最近Flink项目中遇到一个问题,关于classloader的问题,在此小记一下

问题

直接抛运行异常日志把,很显眼的一句 You may be missing the 'flink-hadoop-compatibility' dependency

org.apache.flink.client.program.ProgramInvocationException: The main method caused an error: Could not load the TypeInformation for the class 'org.apache.hadoop.io.Writable'. You may be missing the 'flink-hadoop-compatibility' dependency.
	at org.apache.flink.client.program.PackagedProgram.callMainMethod(PackagedProgram.java:546)
	at org.apache.flink.client.program.PackagedProgram.invokeInteractiveModeForExecution(PackagedProgram.java:421)
	at org.apache.flink.client.program.ClusterClient.run(ClusterClient.java:423)
	at org.apache.flink.client.cli.CliFrontend.executeProgram(CliFrontend.java:813)
	at org.apache.flink.client.cli.CliFrontend.runProgram(CliFrontend.java:287)
	at org.apache.flink.client.cli.CliFrontend.run(CliFrontend.java:213)
	at org.apache.flink.client.cli.CliFrontend.parseParameters(CliFrontend.java:1050)
	at org.apache.flink.client.cli.CliFrontend.lambda$main$11(CliFrontend.java:1126)
	at java.security.AccessController.doPrivileged(Native Method)
	at javax.security.auth.Subject.doAs(Subject.java:422)
	at org.apache.hadoop.security.UserGroupInformation.doAs(UserGroupInformation.java:1924)
	at org.apache.flink.runtime.security.HadoopSecurityContext.runSecured(HadoopSecurityContext.java:41)
	at org.apache.flink.client.cli.CliFrontend.main(CliFrontend.java:1126)
Caused by: java.lang.RuntimeException: Could not load the TypeInformation for the class 'org.apache.hadoop.io.Writable'. You may be missing the 'flink-hadoop-compatibility' dependency.
	at org.apache.flink.api.java.typeutils.TypeExtractor.createHadoopWritableTypeInfo(TypeExtractor.java:2082)
	at org.apache.flink.api.java.typeutils.TypeExtractor.privateGetForClass(TypeExtractor.java:1701)
	at org.apache.flink.api.java.typeutils.TypeExtractor.privateGetForClass(TypeExtractor.java:1643)
	at org.apache.flink.api.java.typeutils.TypeExtractor.createTypeInfoWithTypeHierarchy(TypeExtractor.java:921)
	at org.apache.flink.api.java.typeutils.TypeExtractor.createSubTypesInfo(TypeExtractor.java:1142)
	at org.apache.flink.api.java.typeutils.TypeExtractor.createTypeInfoWithTypeHierarchy(TypeExtractor.java:853)
	at org.apache.flink.api.java.typeutils.TypeExtractor.privateCreateTypeInfo(TypeExtractor.java:803)
	at org.apache.flink.api.java.typeutils.TypeExtractor.getUnaryOperatorReturnType(TypeExtractor.java:587)
	at org.apache.flink.api.java.typeutils.TypeExtractor.getFlatMapReturnTypes(TypeExtractor.java:196)
	at org.apache.flink.streaming.api.datastream.DataStream.flatMap(DataStream.java:611)
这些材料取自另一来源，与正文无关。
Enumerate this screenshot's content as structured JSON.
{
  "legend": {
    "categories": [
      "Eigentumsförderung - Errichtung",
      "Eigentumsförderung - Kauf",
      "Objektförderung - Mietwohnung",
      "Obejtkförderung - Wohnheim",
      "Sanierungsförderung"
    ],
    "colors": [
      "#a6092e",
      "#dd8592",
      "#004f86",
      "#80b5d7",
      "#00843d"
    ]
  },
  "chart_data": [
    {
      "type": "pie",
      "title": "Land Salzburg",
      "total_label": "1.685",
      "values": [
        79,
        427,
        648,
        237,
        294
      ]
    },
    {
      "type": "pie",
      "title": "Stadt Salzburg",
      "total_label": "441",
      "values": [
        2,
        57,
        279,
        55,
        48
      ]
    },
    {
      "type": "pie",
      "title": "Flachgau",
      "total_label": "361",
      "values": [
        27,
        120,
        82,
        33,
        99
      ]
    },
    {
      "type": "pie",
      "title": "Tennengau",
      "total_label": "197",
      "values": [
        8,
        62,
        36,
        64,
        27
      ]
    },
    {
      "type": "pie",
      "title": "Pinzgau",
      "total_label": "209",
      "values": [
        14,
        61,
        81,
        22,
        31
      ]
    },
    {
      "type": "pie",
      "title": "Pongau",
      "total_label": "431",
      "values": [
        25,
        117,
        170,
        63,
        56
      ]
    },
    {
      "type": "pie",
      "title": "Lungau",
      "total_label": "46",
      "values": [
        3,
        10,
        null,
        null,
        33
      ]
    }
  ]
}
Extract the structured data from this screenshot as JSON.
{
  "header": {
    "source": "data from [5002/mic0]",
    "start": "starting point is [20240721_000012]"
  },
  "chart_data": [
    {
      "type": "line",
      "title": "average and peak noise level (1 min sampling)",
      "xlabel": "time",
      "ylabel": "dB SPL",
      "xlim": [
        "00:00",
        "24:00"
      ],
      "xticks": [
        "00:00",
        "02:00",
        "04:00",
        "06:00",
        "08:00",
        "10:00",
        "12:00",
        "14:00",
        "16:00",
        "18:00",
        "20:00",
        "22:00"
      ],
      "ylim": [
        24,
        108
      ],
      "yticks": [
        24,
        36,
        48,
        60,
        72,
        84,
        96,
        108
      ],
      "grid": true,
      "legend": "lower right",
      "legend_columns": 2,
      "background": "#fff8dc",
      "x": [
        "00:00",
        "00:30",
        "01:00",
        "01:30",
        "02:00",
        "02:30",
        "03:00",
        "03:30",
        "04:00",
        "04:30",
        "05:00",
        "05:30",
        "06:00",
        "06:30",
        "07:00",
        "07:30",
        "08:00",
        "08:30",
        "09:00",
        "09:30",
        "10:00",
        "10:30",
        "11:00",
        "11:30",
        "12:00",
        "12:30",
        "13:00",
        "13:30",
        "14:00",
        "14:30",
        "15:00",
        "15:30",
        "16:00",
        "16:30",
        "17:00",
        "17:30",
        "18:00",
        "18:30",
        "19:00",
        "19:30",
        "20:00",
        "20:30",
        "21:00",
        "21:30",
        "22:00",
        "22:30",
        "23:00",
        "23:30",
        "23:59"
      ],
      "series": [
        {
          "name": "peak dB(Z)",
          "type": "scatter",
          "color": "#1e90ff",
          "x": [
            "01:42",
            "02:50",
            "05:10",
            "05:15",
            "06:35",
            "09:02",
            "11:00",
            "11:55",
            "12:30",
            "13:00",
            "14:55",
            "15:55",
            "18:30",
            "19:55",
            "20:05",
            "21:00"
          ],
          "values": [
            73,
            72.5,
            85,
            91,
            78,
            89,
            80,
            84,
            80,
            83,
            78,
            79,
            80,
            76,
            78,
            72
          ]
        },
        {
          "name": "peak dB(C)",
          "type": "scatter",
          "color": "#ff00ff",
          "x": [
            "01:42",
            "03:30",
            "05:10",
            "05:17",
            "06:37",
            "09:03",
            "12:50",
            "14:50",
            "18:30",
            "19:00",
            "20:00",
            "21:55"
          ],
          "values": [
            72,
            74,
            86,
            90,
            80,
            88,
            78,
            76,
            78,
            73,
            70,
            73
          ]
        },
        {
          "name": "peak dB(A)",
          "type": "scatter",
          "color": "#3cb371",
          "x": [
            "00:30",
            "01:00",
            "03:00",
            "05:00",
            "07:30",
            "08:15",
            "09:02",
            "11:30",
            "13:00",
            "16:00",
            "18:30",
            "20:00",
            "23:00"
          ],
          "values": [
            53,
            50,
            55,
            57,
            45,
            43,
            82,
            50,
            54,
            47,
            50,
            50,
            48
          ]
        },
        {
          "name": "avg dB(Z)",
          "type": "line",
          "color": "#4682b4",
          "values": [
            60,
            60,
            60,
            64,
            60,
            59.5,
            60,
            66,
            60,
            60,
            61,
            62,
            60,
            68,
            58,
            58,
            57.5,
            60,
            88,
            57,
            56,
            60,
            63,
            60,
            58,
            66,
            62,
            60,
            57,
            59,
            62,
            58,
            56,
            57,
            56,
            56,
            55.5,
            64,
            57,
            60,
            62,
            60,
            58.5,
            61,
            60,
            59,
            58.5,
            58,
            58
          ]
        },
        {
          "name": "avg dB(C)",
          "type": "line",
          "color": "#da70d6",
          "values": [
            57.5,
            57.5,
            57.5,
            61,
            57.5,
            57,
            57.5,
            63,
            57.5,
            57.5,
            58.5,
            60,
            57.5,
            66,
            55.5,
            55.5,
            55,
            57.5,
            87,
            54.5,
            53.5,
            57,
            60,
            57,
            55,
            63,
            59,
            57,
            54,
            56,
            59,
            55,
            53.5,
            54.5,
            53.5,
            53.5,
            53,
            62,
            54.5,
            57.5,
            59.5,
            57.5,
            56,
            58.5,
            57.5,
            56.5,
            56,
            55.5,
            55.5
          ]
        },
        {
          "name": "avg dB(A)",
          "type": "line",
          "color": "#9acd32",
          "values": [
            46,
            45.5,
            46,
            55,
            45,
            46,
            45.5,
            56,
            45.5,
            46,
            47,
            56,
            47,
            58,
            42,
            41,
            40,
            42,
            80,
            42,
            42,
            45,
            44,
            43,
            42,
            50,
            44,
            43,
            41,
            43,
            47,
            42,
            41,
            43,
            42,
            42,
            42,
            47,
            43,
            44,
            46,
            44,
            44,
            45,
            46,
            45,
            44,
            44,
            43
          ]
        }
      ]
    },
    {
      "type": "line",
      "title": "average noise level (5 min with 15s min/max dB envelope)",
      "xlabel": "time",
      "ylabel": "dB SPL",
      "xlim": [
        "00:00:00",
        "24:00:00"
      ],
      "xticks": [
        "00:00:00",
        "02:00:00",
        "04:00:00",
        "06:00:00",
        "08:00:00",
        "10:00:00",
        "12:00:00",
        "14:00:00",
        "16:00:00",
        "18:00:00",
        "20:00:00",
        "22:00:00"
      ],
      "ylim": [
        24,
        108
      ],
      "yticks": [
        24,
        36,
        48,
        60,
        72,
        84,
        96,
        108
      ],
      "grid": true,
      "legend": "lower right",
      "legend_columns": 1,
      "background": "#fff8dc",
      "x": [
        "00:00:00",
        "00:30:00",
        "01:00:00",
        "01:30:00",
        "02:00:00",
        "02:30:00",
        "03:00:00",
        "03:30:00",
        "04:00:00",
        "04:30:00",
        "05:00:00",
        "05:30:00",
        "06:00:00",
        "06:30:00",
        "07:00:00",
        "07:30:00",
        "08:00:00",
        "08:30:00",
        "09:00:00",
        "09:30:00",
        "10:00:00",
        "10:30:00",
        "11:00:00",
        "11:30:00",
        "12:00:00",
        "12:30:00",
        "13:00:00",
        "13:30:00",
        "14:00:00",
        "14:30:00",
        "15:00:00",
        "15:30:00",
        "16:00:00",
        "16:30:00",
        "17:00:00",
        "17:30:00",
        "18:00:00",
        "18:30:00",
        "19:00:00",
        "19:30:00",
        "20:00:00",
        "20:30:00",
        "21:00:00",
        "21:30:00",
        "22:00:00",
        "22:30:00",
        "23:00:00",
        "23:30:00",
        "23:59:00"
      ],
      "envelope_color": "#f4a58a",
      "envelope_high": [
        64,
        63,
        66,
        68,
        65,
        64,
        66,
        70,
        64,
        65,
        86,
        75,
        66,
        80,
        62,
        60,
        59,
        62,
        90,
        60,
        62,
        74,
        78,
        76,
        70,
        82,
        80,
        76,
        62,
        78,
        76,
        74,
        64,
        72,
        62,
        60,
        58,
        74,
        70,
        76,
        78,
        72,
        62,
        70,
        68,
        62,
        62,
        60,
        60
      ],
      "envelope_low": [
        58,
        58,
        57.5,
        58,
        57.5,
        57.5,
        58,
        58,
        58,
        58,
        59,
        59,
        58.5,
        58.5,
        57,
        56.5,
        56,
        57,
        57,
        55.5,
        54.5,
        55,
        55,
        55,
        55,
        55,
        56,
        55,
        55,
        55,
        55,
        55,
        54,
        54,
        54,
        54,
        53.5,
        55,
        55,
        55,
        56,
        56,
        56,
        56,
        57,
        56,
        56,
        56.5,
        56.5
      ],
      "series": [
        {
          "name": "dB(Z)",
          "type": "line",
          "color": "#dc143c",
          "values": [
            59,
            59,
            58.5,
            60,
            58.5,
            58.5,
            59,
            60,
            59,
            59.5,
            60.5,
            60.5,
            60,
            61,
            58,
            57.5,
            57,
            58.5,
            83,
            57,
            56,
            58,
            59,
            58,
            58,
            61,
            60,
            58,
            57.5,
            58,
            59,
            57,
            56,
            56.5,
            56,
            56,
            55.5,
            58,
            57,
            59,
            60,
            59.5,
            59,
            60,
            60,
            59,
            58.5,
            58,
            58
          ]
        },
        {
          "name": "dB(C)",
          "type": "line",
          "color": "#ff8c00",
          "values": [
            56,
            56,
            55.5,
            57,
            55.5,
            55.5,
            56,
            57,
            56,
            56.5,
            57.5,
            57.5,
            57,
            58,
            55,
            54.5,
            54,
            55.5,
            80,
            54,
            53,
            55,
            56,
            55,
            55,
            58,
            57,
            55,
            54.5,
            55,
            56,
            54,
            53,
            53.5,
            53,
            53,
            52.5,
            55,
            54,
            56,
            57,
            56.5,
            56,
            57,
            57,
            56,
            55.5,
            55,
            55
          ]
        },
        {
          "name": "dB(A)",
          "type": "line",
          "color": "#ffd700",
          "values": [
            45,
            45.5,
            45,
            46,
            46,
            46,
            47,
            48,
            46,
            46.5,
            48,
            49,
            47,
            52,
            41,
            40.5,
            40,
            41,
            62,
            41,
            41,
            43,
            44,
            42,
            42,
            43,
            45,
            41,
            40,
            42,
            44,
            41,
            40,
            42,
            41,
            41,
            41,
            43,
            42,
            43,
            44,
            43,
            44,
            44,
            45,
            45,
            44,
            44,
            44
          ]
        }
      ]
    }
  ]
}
说没有依赖这个包,赶紧去看一下项目依赖,难道pom依赖打包没有成功?

再三确认,项目中依赖此包,构建时也打包在jar中,那为啥提交集群运行居然报还是没有依赖?


<dependency>
    <groupId>org.apache.flinkgroupId>
    <artifactId>flink-hadoop-compatibility_2.12artifactId>
    <version>1.8.0version>
dependency>

源码分析

话不多说,直接GitHub上看源码,TypeExtractor
中2097行异常,代码摘出来如下:

	// visible for testing
	public static <T> TypeInformation<T> createHadoopWritableTypeInfo(Class<T> clazz) {
     
		checkNotNull(clazz);

		Class<?> typeInfoClass;
		try {
     
			typeInfoClass = Class.forName(HADOOP_WRITABLE_TYPEINFO_CLASS, false, TypeExtractor.class.getClassLoader());
		}
		catch (ClassNotFoundException e) {
     
			throw new RuntimeException("Could not load the TypeInformation for the class '"
					+ HADOOP_WRITABLE_CLASS + "'. You may be missing the 'flink-hadoop-compatibility' dependency.");
		}
		... 
		...
	}

定位看到是在执行Class.forName加载class失败,遇到此问题,应该进一步就是分析到classLoader在运行环境中是什么东东。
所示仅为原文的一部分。